Rogers chief executive warns excessive regulation may lead to ‘digital divide’ in cell service
Rogers Communications Inc. chief executive Joe Natale is warning federal regulators that that any changes that negatively affect his company could lead to curtailed capital investment, especially when it comes to the rollout of the company’s nascent 5G wireless network.
“Punitive regulation will slow, or worse, stall 5G deployment. An expansion of rural connectivity will happen at a snail’s pace, if at all,” Natale said on a conference call with analysts following the release of Rogers’ fourth-quarter earnings Wednesday.
The Canadian Radio-television and Telecommunications Commission is currently conducting a review of the wireless sector in Canada, and looking into creating a regulatory framework for mobile virtual network operators (MVNOs) — smaller companies that can buy access to national wireless networks at wholesale rates and offer competing service to customers.
In an interview with the Financial Post, Natale said that sort of wholesale marketplace in wireline internet has led to a digital divide between urban and rural areas, and MVNOs would recreate that dynamic in wireless.
“We’re going to be the ones that invest in 5G. Resellers that come along that have no infrastructure, that have no capital to invest, they’re not going to be building 5G,” Natale said.
“So if the regulatory environment is created such that it impairs our ability to drive investment, we’re going to have to cut and pull back.”
Natale’s warning came as Rogers, along with other wireless providers, is transitioning its businesses for a data-intense future, a shift reflected in its full-year 2019 financial results and the outlook for the coming year.
For the second consecutive quarter, Rogers reported a decline in services revenue driven by a reduction in overage fees as customers shift to unlimited data wireless plans.

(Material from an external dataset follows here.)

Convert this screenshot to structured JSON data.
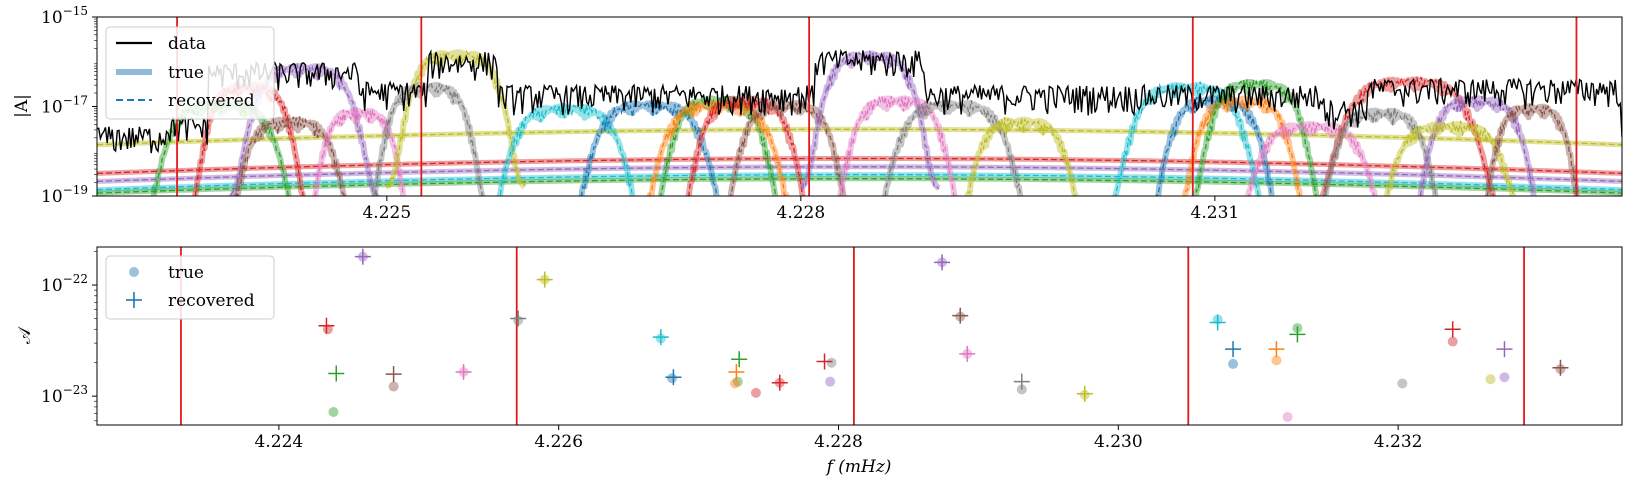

So if the regulatory environment is created such that it impairs our ability to drive investment, we’re going to have to cut and pull back
Joe Natale, Rogers CEO
Rogers added 131,000 postpaid wireless subscribers in the fourth quarter of 2019, and the company said that it now has 1.4 million people subscribed to its Infinite unlimited data plans.
But the company reported a one per cent decline in services revenue, largely because they’re collecting less in data overage fees.
In 2019 Rogers had net income of $2.04 billion on overall revenues of $15.07 billion.
For 2020, Rogers chief financial officer Tony Staffieri said they’re expecting both revenue and earnings to be flat overall. In the first half of the year they expect declines as more people sign up for those unlimited plans, but that transition will be finished by the middle of the year.
“We expect service revenue growth for the year to be between positive two per cent and negative two per cent,” Staffieri said.
“We anticipate the first half of 2020 to reflect negative year-over-year growth in both (service revenue and EBITDA), abut in the second half of the year we continue to anticipate these numbers to resume year-over-year growth.”
The company forecast capital spending between $2.7 billion and $2.9 billion, but Natale told analysts that if they get hit with unfavourable regulatory decisions, the Rogers might curtail spending below the bottom end of that range.
Maher Yaghi, equity analyst with Desjardins Capital Markets said that the threat to cut back on capital investment probably isn’t just sabre-rattling.
“You look at what other companies in other parts of the world have done, when faced with that kind of outcome they have cut their capex significantly,” Yaghi said.
“That’s a decision that will reduce profitability for these companies significantly.”
Natale argued that the unlimited data plans represent a major decrease in prices to consumers, because on a per-gigabyte rate they’re much cheaper.
“We’ll continue to drive the affordability because we want our products to be used more by Canadians,” Natale said.
“Wireless prices have come down by 50 per cent over the last five years, and in fact with the launch of unlimited and Infinite just a few months ago, that sticker price has come down 25 per cent for an equivalent amount of data.”